La parte del leone dei prodotti tipici da non perdere durante una visita ad Aquileia la fa il rinomato Prosciutto di San Daniele Dop, da consumare da solo come antipasto o accompagnato con melone o fichi. Tra gli altri salumi della tradizione troviamo anche  il salam tal aset, il salame fresco cotto nell’aceto e nelle cipolle.

Tra i primi piatti, oltre alla polenta, troviamo i risotti, oppure la pasta di orzo e fagioli e i cjarsons, i deliziosi gnocchi ripieni originari della Carnia, il cui contenuto varia da zona a zona, ma la cui costante è una nota dolce, che può essere data da marmellate, prugne o cannella.

Il piatto friulano per eccellenza è il frico con polenta, un formaggio cotto in padella con patate o cipolle.

Si contende la palma di piatto friulano per eccellenza con il muset e bruade, un cotechino a base di carne di muso di maiale servito con rape viola tagliate a strisce e messe a marinare nelle vinacce prima di essere cotte. Tra i secondi troviamo piatti di selvaggina, da accompagnare con la polenta, in tutte le sue varianti. Ottima anche con la trippa.

Tra i dolci, invece, da non perdere il tiramisù, che è nato proprio in Friuli, e la gubana, tipica della Valli del Natisone, a base di pasta lievitata e ripiena di noci, uvetta, pinoli, scorza di limone e un goccio di grappa, dalla caratteristica forma a chiocciola.

COME ARRIVARE

In auto: A4 Venezia – Trieste o A23 Tarvisio-Udine con uscita Palmanova, che dista circa 17 km da Aquileia. Prendere poi la SR 352 e, per entrare in centro, la via Julia Augusta fino a piazza Capitolo.

DOVE MANGIARE

 *Antica Aquileia, via Bertrando di Saint Genies 2, Aquileia (UD), tel 0431/918825, ristorante pizzeria a pochi passi dall’area archeologica e dal centro. Offre piatti di carne e di pesce, tagliere di salumi tipici, pizze ai cereali e un curioso menù romano con rivisitazione di piatti d’epoca.
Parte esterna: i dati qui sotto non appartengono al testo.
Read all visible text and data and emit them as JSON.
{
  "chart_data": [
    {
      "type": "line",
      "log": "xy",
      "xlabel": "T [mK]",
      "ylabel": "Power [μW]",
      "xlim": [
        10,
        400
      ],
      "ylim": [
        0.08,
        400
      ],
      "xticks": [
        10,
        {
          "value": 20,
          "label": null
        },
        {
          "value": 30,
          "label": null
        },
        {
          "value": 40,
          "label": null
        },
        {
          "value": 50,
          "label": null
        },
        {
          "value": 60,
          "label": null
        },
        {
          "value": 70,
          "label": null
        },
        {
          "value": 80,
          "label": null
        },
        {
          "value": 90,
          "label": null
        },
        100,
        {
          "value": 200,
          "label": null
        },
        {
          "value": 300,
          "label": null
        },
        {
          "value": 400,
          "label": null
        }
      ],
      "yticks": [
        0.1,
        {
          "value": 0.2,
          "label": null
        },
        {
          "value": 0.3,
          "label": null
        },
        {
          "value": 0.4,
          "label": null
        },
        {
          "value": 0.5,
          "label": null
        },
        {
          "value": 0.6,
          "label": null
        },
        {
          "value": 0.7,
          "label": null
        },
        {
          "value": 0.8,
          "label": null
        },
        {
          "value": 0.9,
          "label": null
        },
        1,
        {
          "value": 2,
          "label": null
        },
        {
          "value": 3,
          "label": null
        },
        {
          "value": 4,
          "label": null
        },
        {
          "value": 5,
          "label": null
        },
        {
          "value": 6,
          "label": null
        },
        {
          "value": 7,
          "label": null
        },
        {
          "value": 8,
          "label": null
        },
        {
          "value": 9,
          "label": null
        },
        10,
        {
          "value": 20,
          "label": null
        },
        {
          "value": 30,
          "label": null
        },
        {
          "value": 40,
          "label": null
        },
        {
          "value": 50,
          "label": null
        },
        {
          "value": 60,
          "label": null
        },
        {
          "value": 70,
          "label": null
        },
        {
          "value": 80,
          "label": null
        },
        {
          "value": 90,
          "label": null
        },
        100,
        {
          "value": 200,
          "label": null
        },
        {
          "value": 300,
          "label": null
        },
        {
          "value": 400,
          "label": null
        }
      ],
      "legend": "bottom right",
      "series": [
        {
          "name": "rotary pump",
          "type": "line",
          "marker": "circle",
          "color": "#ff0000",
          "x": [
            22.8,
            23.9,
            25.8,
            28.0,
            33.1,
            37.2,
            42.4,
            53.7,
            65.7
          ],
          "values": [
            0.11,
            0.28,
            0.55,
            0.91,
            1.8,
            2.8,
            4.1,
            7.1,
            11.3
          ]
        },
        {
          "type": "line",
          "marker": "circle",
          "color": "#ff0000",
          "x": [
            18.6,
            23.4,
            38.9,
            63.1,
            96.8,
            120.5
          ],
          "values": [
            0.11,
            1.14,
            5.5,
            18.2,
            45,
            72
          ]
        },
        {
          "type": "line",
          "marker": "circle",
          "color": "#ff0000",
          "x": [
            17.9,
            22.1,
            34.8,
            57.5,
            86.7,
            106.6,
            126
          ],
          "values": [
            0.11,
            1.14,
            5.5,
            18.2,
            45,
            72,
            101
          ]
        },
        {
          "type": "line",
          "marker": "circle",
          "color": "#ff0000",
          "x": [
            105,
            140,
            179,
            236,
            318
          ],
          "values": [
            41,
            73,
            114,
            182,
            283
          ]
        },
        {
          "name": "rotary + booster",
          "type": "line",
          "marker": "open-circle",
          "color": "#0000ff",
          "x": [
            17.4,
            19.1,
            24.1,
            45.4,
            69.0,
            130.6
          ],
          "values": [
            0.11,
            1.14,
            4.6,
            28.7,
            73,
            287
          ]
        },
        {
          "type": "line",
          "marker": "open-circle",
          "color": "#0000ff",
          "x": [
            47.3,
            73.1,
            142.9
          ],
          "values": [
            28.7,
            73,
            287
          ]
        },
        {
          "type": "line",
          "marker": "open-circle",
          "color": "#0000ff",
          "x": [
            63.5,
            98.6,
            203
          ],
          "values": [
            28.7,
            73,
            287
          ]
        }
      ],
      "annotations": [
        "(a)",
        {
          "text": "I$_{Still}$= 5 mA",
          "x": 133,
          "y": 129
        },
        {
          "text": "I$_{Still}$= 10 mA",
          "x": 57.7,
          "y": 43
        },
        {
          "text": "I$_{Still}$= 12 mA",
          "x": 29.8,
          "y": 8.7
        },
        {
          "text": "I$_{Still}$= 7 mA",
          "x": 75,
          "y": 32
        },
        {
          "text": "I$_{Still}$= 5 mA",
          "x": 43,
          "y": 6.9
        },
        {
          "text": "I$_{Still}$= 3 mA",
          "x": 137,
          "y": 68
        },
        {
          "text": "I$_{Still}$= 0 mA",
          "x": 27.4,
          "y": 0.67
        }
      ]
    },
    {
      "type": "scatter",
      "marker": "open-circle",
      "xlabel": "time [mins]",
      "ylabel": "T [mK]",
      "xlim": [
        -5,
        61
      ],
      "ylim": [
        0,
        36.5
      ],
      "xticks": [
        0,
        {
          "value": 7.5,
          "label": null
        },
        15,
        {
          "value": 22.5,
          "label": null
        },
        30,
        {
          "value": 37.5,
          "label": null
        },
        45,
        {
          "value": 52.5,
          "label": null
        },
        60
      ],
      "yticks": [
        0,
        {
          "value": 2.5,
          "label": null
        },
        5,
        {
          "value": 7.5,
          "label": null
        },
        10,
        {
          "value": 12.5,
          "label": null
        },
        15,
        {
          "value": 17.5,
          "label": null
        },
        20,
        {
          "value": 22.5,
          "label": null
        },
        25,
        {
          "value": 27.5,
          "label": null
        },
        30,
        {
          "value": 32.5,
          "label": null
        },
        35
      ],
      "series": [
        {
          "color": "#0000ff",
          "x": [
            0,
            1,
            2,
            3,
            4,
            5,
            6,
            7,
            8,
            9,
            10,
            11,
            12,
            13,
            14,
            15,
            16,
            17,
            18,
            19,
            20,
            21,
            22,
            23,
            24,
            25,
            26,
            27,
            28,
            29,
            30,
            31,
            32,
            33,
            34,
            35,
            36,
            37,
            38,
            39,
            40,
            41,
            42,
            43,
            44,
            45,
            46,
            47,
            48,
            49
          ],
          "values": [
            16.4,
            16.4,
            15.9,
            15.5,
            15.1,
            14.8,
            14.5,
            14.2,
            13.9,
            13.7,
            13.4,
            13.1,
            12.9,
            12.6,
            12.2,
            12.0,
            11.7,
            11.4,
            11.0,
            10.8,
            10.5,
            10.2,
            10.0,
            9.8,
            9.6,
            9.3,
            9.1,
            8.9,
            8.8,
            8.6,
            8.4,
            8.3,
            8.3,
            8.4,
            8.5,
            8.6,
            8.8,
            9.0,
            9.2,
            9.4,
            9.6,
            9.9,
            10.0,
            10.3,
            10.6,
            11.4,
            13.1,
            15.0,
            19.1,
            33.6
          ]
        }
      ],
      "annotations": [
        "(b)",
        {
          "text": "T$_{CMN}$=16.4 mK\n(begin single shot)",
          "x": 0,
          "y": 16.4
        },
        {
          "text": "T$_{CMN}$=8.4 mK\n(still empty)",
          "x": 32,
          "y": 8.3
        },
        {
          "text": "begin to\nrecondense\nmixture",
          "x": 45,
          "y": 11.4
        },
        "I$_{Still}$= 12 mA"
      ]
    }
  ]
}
*La Capannina, via Gemina 10, Aquileia (UD), tel 0431/91019, www.ristorantelacapannina.net Ristorante di pesce con pescato di stagione e sempre fresco, tra cui pesce spada affumicato, baccalà mantecato, cappe sante e polpo in salsa di limone. Per secondi, grigliate di pesce e pesce al forno.

*Locanda Aquila Nera, Piazza Garibaldi 5, tel 0431/91045. Offre piatti tipici della cucina friulana accompagnati da vini Doc della zona. Anche pizza.

DOVE DORMIRE

*Hotel Patriarchi***, via Giulia Augusta 12, Aquileia (UD), tel 0431/919596, https://visitaquileia.com/it/hotel-patriarchi. Censito come locale storico dalla Regione Friuli Venezia Giulia, dispone di 23 camere con bagno privato, TV, minibar e wifi gratuito. In posizione strategica vicino al complesso della basilica.

*B&B Casa del Neri, via XXIV Maggio 18, Aquileia (UD), tel 0431/91171. Raffinata struttura di campagna a soli 5 minuti a piedi dal Museo Archeologico. Le camere hanno le pareti in pietra a vista e il soffitto a travi, mentre le suite sono provviste anche di angolo cottura. La colazione è servita in un elegante lounge.